Detroit again the majority city of homeowners, according to census data
The majority of Detroit residents own the homes they live in, according to new census data, the first time in a decade that Detroit has more homeowners than renters.
The change comes as Detroit disputes census results that showed the city continued to lose population. Kurt Metzger, the founder of Data Driven Detroit, said the news that Detroit has more landlords than renters “certainly adds another layer of complexity” to the challenge. The latest data, from the American Community Survey, also shows a sharp increase in the number of vacant homes in the city.
At a Detroit Homecoming event on Thursday, Mayor Mike Duggan touted the shift to homeownership, saying the city lost its “proud distinction” of being a primarily homeowner city after the Great Recession.
“We have reversed the trend,” he said. “For the first time in many years, the majority of Detroit residents are homeowners again. … We’re very proud of the direction we’re going.”

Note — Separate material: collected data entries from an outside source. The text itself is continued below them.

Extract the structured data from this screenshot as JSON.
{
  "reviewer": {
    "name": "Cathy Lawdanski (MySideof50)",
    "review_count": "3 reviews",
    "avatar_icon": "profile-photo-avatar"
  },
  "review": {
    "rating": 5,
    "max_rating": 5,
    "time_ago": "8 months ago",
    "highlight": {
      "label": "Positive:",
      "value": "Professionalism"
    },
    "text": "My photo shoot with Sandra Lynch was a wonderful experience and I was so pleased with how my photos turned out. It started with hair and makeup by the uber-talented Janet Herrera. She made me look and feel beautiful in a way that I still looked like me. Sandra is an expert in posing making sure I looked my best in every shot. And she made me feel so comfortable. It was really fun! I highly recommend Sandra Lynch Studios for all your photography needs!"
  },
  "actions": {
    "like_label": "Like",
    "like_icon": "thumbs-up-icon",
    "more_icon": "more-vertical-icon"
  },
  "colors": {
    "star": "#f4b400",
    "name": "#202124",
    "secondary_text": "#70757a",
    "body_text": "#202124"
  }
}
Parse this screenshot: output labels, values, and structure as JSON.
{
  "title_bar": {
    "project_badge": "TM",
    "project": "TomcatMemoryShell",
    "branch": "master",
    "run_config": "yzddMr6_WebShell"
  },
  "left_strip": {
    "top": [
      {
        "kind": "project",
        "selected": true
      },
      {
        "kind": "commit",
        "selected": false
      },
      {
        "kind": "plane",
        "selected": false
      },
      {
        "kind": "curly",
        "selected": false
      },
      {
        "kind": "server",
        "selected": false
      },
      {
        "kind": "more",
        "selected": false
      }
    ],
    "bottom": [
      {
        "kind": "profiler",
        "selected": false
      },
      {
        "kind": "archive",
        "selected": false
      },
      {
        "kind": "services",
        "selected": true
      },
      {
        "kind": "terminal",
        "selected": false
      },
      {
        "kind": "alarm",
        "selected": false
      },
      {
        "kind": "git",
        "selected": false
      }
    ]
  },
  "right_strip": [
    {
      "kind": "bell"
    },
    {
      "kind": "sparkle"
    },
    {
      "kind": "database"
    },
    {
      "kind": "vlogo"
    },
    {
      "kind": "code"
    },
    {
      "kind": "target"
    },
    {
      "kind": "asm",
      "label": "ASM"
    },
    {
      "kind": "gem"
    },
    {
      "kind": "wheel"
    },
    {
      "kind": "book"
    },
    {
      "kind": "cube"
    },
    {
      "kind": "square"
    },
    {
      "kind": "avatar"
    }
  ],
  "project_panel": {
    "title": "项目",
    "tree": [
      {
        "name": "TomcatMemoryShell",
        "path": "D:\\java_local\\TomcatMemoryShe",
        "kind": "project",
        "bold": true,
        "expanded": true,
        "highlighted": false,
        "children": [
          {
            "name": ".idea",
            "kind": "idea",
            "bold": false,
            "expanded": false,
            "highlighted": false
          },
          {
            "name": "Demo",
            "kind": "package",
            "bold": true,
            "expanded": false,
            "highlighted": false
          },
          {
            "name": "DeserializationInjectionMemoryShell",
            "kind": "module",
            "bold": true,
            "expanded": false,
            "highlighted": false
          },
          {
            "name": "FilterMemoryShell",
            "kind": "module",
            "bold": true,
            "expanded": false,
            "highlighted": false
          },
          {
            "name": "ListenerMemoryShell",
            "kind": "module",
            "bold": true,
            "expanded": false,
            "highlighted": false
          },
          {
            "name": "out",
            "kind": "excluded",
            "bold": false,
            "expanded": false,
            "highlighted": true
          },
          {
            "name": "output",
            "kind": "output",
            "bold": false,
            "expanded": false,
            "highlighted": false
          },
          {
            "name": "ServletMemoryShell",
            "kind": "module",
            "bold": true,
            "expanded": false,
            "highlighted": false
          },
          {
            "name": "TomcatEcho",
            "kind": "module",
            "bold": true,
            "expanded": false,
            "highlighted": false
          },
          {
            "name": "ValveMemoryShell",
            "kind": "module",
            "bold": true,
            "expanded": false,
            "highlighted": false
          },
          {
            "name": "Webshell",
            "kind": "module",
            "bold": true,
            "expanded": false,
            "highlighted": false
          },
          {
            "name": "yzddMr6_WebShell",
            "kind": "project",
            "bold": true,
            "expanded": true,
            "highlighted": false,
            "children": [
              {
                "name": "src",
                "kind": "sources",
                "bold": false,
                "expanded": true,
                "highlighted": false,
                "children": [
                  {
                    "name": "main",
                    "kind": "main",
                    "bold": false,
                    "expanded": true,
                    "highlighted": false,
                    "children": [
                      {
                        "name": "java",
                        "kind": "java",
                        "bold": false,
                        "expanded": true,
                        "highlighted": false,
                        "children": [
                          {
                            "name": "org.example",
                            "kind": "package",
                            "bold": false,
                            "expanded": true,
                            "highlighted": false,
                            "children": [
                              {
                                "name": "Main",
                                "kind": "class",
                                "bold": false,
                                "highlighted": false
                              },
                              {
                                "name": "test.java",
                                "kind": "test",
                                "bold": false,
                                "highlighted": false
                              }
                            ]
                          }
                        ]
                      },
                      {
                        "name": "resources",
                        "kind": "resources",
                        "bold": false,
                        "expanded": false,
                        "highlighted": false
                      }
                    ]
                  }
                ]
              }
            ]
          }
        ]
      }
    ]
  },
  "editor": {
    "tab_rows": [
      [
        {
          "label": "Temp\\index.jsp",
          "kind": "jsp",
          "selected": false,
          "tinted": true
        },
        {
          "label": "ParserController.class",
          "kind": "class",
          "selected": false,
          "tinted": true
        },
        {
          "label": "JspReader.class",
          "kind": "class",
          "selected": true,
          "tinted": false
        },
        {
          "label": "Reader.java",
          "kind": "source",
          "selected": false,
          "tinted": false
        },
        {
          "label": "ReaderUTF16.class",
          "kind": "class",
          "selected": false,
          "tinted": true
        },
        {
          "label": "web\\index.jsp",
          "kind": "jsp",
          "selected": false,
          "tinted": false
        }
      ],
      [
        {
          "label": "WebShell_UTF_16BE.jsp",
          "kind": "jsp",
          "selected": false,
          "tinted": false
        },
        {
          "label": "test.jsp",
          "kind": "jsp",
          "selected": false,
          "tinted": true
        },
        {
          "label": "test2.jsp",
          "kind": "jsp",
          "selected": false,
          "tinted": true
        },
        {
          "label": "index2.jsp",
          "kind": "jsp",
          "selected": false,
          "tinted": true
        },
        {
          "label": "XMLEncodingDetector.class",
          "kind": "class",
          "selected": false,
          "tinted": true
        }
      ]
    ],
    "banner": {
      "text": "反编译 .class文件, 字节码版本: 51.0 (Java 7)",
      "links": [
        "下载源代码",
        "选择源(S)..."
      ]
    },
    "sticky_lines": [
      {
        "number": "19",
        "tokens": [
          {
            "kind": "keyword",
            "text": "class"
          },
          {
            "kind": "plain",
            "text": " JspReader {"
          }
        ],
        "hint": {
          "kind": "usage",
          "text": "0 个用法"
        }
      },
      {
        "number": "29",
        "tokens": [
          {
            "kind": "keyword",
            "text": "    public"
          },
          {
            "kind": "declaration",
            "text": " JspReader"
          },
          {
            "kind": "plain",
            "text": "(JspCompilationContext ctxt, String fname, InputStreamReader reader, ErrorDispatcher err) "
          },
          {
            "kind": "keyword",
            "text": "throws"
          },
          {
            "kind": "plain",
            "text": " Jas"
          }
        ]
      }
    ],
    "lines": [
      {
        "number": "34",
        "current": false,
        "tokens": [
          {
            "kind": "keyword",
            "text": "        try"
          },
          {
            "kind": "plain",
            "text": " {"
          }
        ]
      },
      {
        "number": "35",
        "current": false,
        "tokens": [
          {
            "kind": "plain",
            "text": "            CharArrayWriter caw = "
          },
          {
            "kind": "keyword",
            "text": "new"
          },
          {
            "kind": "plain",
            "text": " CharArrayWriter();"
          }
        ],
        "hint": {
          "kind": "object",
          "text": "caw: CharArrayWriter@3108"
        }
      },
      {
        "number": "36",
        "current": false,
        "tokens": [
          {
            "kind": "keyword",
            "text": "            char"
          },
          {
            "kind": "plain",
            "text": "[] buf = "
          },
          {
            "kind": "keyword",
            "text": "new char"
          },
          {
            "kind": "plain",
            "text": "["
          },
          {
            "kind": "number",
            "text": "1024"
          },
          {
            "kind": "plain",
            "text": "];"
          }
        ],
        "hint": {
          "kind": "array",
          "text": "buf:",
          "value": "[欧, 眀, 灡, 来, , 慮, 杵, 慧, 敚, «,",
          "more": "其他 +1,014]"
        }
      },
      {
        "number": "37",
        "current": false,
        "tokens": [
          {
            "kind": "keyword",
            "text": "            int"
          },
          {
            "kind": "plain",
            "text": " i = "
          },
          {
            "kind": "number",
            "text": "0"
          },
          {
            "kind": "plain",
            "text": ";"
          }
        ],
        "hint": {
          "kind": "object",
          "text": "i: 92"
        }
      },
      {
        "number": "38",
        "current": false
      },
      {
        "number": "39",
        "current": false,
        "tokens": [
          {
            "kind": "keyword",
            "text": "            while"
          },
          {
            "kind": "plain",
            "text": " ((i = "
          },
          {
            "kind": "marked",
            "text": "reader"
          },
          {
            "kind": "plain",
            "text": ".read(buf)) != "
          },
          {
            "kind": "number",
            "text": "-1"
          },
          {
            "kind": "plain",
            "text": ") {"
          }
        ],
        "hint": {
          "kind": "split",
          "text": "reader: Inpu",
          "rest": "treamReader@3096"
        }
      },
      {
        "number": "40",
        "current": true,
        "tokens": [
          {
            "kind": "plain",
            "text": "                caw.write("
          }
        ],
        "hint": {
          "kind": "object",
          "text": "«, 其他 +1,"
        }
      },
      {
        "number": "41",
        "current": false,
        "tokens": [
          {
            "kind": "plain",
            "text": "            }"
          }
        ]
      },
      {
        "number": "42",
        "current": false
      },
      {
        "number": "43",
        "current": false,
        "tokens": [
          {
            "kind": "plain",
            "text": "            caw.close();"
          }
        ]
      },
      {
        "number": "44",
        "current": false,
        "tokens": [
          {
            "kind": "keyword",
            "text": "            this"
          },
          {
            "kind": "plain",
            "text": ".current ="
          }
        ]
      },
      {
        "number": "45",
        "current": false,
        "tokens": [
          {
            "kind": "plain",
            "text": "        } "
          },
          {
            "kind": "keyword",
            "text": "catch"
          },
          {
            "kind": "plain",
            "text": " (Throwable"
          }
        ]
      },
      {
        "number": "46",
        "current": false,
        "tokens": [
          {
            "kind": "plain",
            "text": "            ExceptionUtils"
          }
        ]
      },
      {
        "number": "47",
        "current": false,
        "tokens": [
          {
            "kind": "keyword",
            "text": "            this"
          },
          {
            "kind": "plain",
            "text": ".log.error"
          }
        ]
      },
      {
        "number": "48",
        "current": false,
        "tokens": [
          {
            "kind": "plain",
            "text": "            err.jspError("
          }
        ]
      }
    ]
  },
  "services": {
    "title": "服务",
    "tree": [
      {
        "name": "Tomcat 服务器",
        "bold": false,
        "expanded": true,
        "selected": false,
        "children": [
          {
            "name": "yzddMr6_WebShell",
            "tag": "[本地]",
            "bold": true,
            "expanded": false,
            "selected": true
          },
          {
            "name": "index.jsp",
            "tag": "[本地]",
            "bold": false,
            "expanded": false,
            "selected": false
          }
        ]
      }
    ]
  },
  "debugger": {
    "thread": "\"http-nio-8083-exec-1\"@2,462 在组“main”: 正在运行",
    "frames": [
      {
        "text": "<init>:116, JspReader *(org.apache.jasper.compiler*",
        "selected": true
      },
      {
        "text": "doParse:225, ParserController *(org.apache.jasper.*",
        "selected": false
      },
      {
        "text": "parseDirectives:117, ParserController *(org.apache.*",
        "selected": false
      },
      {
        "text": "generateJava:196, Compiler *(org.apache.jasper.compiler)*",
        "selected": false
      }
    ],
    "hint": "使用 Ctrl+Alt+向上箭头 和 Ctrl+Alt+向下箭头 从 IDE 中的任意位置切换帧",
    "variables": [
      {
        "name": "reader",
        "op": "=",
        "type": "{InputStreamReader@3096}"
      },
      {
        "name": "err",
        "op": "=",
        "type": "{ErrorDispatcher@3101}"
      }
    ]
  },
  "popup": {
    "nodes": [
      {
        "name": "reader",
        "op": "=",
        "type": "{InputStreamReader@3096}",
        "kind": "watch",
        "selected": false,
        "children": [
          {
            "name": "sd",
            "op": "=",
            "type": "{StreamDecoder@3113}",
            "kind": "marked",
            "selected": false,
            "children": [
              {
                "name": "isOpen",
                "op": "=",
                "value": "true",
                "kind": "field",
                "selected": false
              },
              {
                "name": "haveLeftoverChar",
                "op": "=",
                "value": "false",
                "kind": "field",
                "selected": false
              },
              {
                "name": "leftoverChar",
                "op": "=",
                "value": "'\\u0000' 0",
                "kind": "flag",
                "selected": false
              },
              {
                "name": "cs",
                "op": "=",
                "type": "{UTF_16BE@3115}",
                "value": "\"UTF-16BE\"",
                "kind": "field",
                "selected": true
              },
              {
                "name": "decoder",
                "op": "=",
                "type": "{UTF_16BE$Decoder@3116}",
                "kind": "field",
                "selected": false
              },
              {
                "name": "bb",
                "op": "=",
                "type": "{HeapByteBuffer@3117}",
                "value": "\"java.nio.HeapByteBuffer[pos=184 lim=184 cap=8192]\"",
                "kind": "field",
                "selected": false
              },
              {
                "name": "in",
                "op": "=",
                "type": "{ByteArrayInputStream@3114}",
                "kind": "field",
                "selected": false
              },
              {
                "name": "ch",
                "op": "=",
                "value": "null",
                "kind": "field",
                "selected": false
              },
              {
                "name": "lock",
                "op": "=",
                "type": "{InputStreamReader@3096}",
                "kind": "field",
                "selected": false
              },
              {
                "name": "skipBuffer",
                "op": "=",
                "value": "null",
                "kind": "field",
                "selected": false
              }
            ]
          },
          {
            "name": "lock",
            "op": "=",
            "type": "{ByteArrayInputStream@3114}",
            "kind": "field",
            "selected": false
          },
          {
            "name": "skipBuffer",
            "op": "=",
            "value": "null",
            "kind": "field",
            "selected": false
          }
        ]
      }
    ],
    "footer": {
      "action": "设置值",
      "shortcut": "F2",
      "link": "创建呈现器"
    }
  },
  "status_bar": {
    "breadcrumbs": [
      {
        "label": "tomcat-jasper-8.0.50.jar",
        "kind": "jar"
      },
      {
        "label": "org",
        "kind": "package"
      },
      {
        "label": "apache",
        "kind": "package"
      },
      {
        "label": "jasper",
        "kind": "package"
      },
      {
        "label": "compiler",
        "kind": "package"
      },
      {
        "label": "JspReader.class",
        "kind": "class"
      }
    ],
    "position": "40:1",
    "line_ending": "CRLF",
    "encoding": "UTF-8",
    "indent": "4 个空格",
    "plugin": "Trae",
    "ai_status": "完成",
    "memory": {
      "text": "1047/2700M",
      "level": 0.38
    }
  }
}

Metzger said census data showed the peak of homeownership in Detroit was in 1970, when 60% of residents were homeowners. By 1990, it had fallen to 52.9%.
In 2000, the Urban Institute reported that 55% of Detroit residents owned their own homes – and the city had long been known as a place where homeownership was the norm.
But foreclosures and population loss have decimated that number and in 2012 census estimates show that 49.9% of residents owned their own homes. By 2014, it had fallen to 46.3% of residents.
Now, data shows that 51.3% of homes in the city are owner-occupied. The increase stems from a number of trends, including the rehabilitation of vacant housing in Detroit and efforts to make tenants owners.
In an email, Detroit spokesman John Roach said Duggan had made homeownership a priority since taking office, establishing the Detroit Home Mortgage Bank and Program. Foreclosure prevention efforts have also been a priority, he said.
Roach said he doesn’t know how a successful census challenge might affect the percentages.
Reynolds Farley, a retired sociology professor at the University of Michigan’s Ford School of Public Policy, said there’s been an upward trend since the city emerged from bankruptcy. The change in ownership is “a modest increase” from 2019, he said, when 47.8% of homes were owner-occupied.
“The number of owners is increasing, it’s a reasonable thing to assume,” he said.
Metzger said that for a city built on single-family housing, the rise is good news. This reflects continued optimism in Detroit, he said, as median sale prices in the city hit $100,000 for the first time and efforts by the land bank and others to foster the homeownership have been successful.
“I don’t think it will reverse,” he said. “Single-family stock is becoming much more attractive.”
Numbers make a difference, he said, because people who own their own homes are more likely to have an interest in their neighborhood and city. Higher homeownership rates help strengthen a place, Metzger said.
It’s also a major part of generational wealth creation, Roach said.
It’s all true, said Darralyn Bowers, a broker at Bowers Realty & Investments in Detroit. She said home ownership creates more pride in the neighborhood because homeowners have a longer-term view of their community and are more likely to invest in their property.
Still, she doesn’t know if the numbers are correct. With low census turnout, Bowers said she was “amazed” by the numbers, but didn’t believe them. There are still more renters than homeowners in Detroit, she said.
“Even if it’s not, it’s a positive trend for the city,” she said. “There is no downside to home ownership in Detroit.”